Snowy, Icey Roads After Winter Snowstorm Cause Continuing Closures In Cape Fear Region

Jan 4, 2018

The snow has stopped falling, and the Cape Fear region is waking up Thursday morning to a winter wonderland.  Government offices, schools, morning flights, and many businesses are shut down for the second day in row.  Despite some optimism late Wednesday, with some organizations planning to re-open at 10 AM, including New Hanover County Government offices and the Battleship, officials reconsidered Thursday morning and are staying closed.

The Brunswick County Sheriff’s Office posted pictures on Facebook of Department of Transportation snow plows hitting the streets in Southport Thursday morning.  Photos from deputies around the region showing icy, snow-covered roads appeared with pleas to stay home and off the roads.

Snow accumulation varied around the region, according to the National Weather Service, from two to four inches – with Watha in Pender County seeing the most at four-point-three inches. 

Zak Whicker is Deputy Director for New Hanover County Emergency Management.  He says while officials closed several areas last night due to hazardous road conditions, DOT crews have been out there brining all night and into the morning. 

"It’s been able to open up several areas that were previously closed.

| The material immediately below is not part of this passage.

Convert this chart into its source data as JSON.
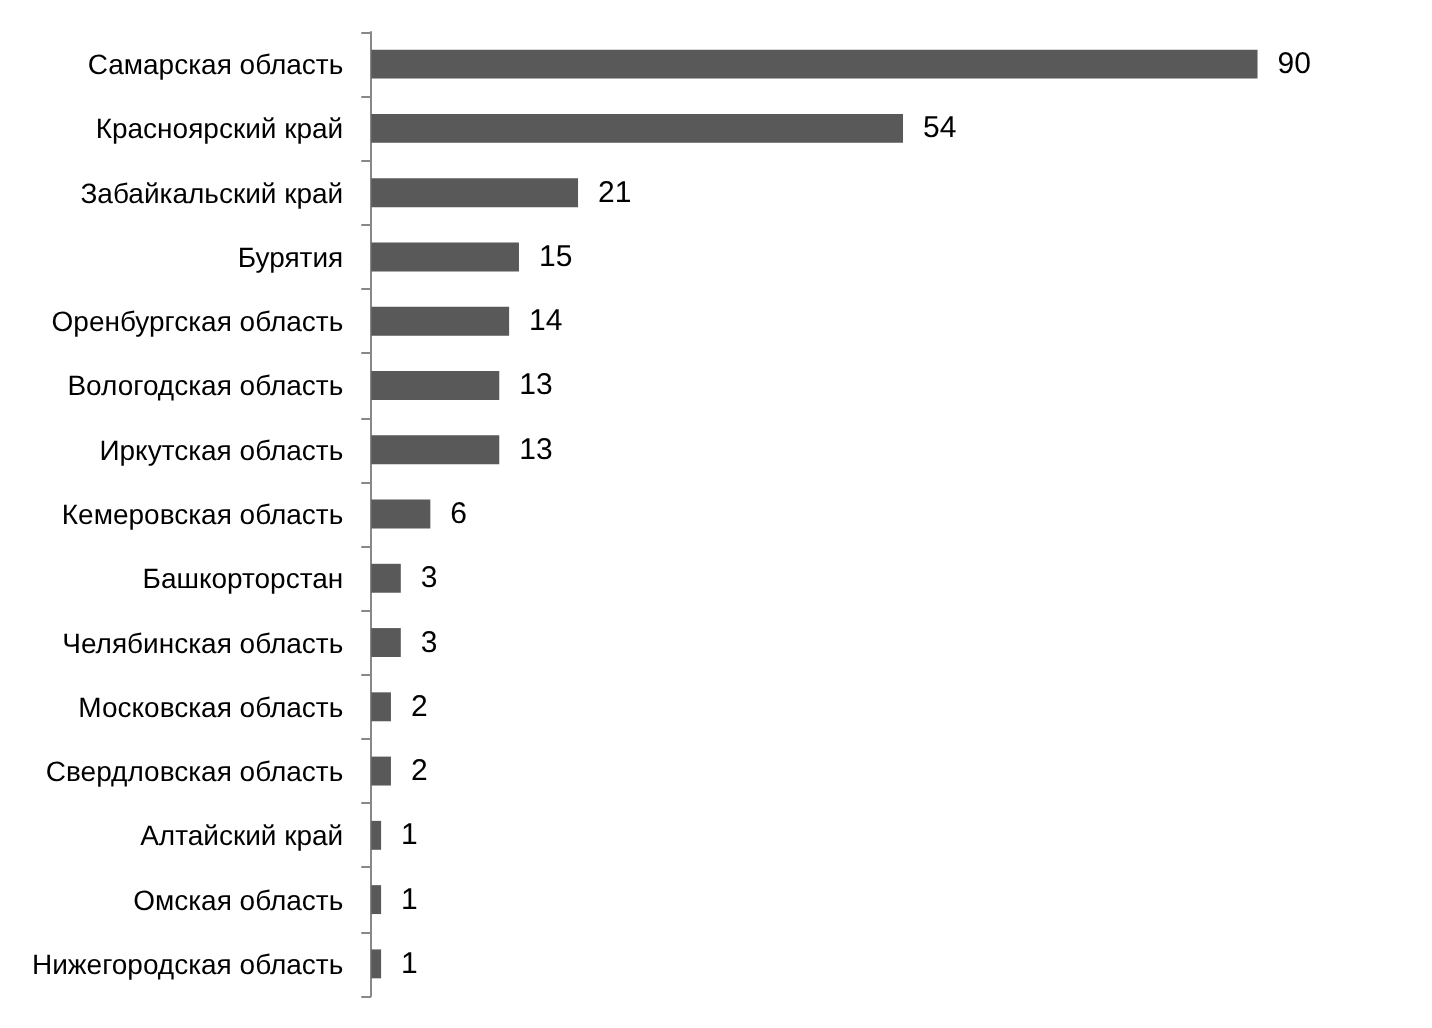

Currently, the Dan Cameron Bridge, Forest Hills Drive, and I-140 are open now.  Previously, they were closed.  Isabelle Holmes [Bridge] remains open, and MLK is closed in area it was closed yesterday. Wilmington Police Department is out there blocking Martin Luther King Junior Parkway."

And while those areas have reopened, Whicker says that’s not a green light to jump in the car. 

"If at all possible don’t drive in snow or ice.  If you can stay home, there’s no reason to be out there on the roads and endangering your safety if the road conditions are not suitable.  Sometimes with the rain, it’ll wash the brine away before it can really take effect.  If you have to be on the road, leave plenty of room between you and other  cars and approach all bridges with caution because they tend to accumulate ice first."

Dave Loewenthal of the National Weather Service says he expects to see general improvement by early to mid-afternoon since temperatures should get above freezing by 11 AM with some bright sunshine.   Whether that window is long enough to clear up the roads, however, is still a question.

"Mainly just stay bundled up because the wind chill values are going down into single digits.  It’s going to stay pretty windy today, so we’re going to have some pretty low wind chills."

A wind chill advisory is set to go into effect early Friday morning.